Opinião
Uma pequena luz no meio da grande escuridão
Dentro dos médicos moram pessoas e são essas, as que podem fazer a diferença quando tudo o resto já se despediu
As grandes organizações são entes desfigurados. Sem rosto, ou alma.O Serviço Nacional de Saúde é uma dessas organizações – enorme, monstruosamente complexa, insensível, povoada por milhares de profissionais, gastadora de recursos inimagináveis e com toda a história da Humanidade dentro de um único hospital.
Endurecidos por muita dor alheia, por necessidade de distanciamento para manter o discernimento, muitos profissionais de saúde tornam-se duros e secos. Pouco humanos. Ou talvez já fossem pessoas pouco dadas a generosidades emotivas, mesmo antes de estarem na profissão…

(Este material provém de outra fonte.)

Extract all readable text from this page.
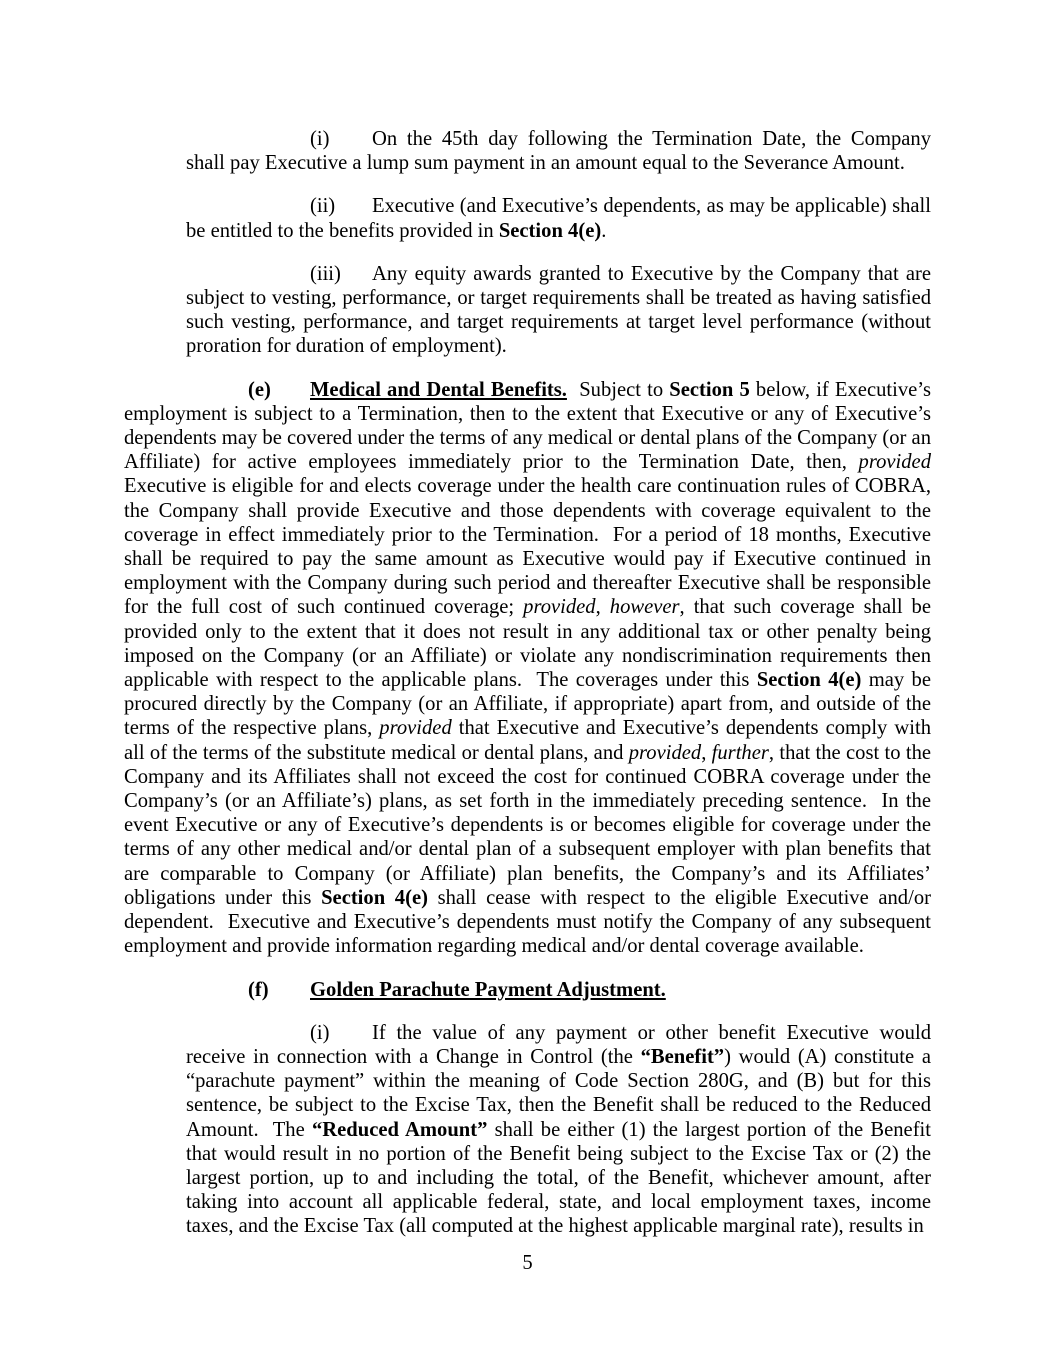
(i) On the 45th day following the Termination Date, the Company shall pay Executive a lump sum payment in an amount equal to the Severance Amount.

(ii) Executive (and Executive’s dependents, as may be applicable) shall be entitled to the benefits provided in Section 4(e).

(iii) Any equity awards granted to Executive by the Company that are subject to vesting, performance, or target requirements shall be treated as having satisfied such vesting, performance, and target requirements at target level performance (without proration for duration of employment).

(e) Medical and Dental Benefits.  Subject to Section 5 below, if Executive’s employment is subject to a Termination, then to the extent that Executive or any of Executive’s dependents may be covered under the terms of any medical or dental plans of the Company (or an Affiliate) for active employees immediately prior to the Termination Date, then, provided Executive is eligible for and elects coverage under the health care continuation rules of COBRA, the Company shall provide Executive and those dependents with coverage equivalent to the coverage in effect immediately prior to the Termination.  For a period of 18 months, Executive shall be required to pay the same amount as Executive would pay if Executive continued in employment with the Company during such period and thereafter Executive shall be responsible for the full cost of such continued coverage; provided, however, that such coverage shall be provided only to the extent that it does not result in any additional tax or other penalty being imposed on the Company (or an Affiliate) or violate any nondiscrimination requirements then applicable with respect to the applicable plans.  The coverages under this Section 4(e) may be procured directly by the Company (or an Affiliate, if appropriate) apart from, and outside of the terms of the respective plans, provided that Executive and Executive’s dependents comply with all of the terms of the substitute medical or dental plans, and provided, further, that the cost to the Company and its Affiliates shall not exceed the cost for continued COBRA coverage under the Company’s (or an Affiliate’s) plans, as set forth in the immediately preceding sentence.  In the event Executive or any of Executive’s dependents is or becomes eligible for coverage under the terms of any other medical and/or dental plan of a subsequent employer with plan benefits that are comparable to Company (or Affiliate) plan benefits, the Company’s and its Affiliates’ obligations under this Section 4(e) shall cease with respect to the eligible Executive and/or dependent.  Executive and Executive’s dependents must notify the Company of any subsequent employment and provide information regarding medical and/or dental coverage available.

(f) Golden Parachute Payment Adjustment.

(i) If the value of any payment or other benefit Executive would receive in connection with a Change in Control (the “Benefit”) would (A) constitute a “parachute payment” within the meaning of Code Section 280G, and (B) but for this sentence, be subject to the Excise Tax, then the Benefit shall be reduced to the Reduced Amount.  The “Reduced Amount” shall be either (1) the largest portion of the Benefit that would result in no portion of the Benefit being subject to the Excise Tax or (2) the largest portion, up to and including the total, of the Benefit, whichever amount, after taking into account all applicable federal, state, and local employment taxes, income taxes, and the Excise Tax (all computed at the highest applicable marginal rate), results in

5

A verdade é que, se o diabo está nos detalhes, a salvação também é aí que se encontra.
Dentro dos dias, dentro da azáfama do rotina, dentro da dor, dentro da impossibilidade, dentro do cansaço, há sempre os uns e os outros.
E na doença que levou de vez o meu Pai em Fevereiro, há um nome que fica a cintilar, pela resposta atenta, disponível e humana, o nome da médica que o acompanhou no Hospital de Stº André. Rita Grácio, a internista que o acompanhou, foi a luz no meio da escuridão que marcou a incerteza dos últimos dias: tudo o que não sabíamos, todo o sofrimento que podia estar guardado para nos apanhar à esquina do tempo.
São detalhes aquilo que lembramos, pois o que importa é a capacidade profissional de usar a Medicina em prol de um corpo que se despede do mundo, exausto. Mas dentro dos médicos moram pessoas e são essas, as que podem fazer a diferença quando tudo o resto já se despediu, embora não o saibamos.
Na tarde em que o meu Pai morreu, esta médica colocava a parafernália de recursos de que a medicina dispõe, ao serviço da réstia de esperança que manteve o meu Pai de olhos postos no próximo almoço – o de leitão que iria juntar todos à mesa – e que afinal não chegou a acontecer. Mesmo inconsciente, teve o melhor que a medicina portuguesa pôde dar-lhe, e um fim sem sofrimento – que é o bem maior que podemos todos desejar.
À Drª. Rita Grácio quero deixar a certeza de que se pode ser mais médico quando se é mais atento, mais disponível para os detalhes, para os familiares, quando se é sereno, quando se luta pela dignidade humana, por doentes de quem afinal não se conhece a história. E a história desse menino que em 1945, desenhava barcos na Escola João de Deus, terminou. O seu barco colorido ficará nas mãos da médica que o acompanhou, atenta, humana, na sua última viagem. Porque um marinheiro não deve nunca morrer sozinho. Para isso já existe o enorme, infinito mar.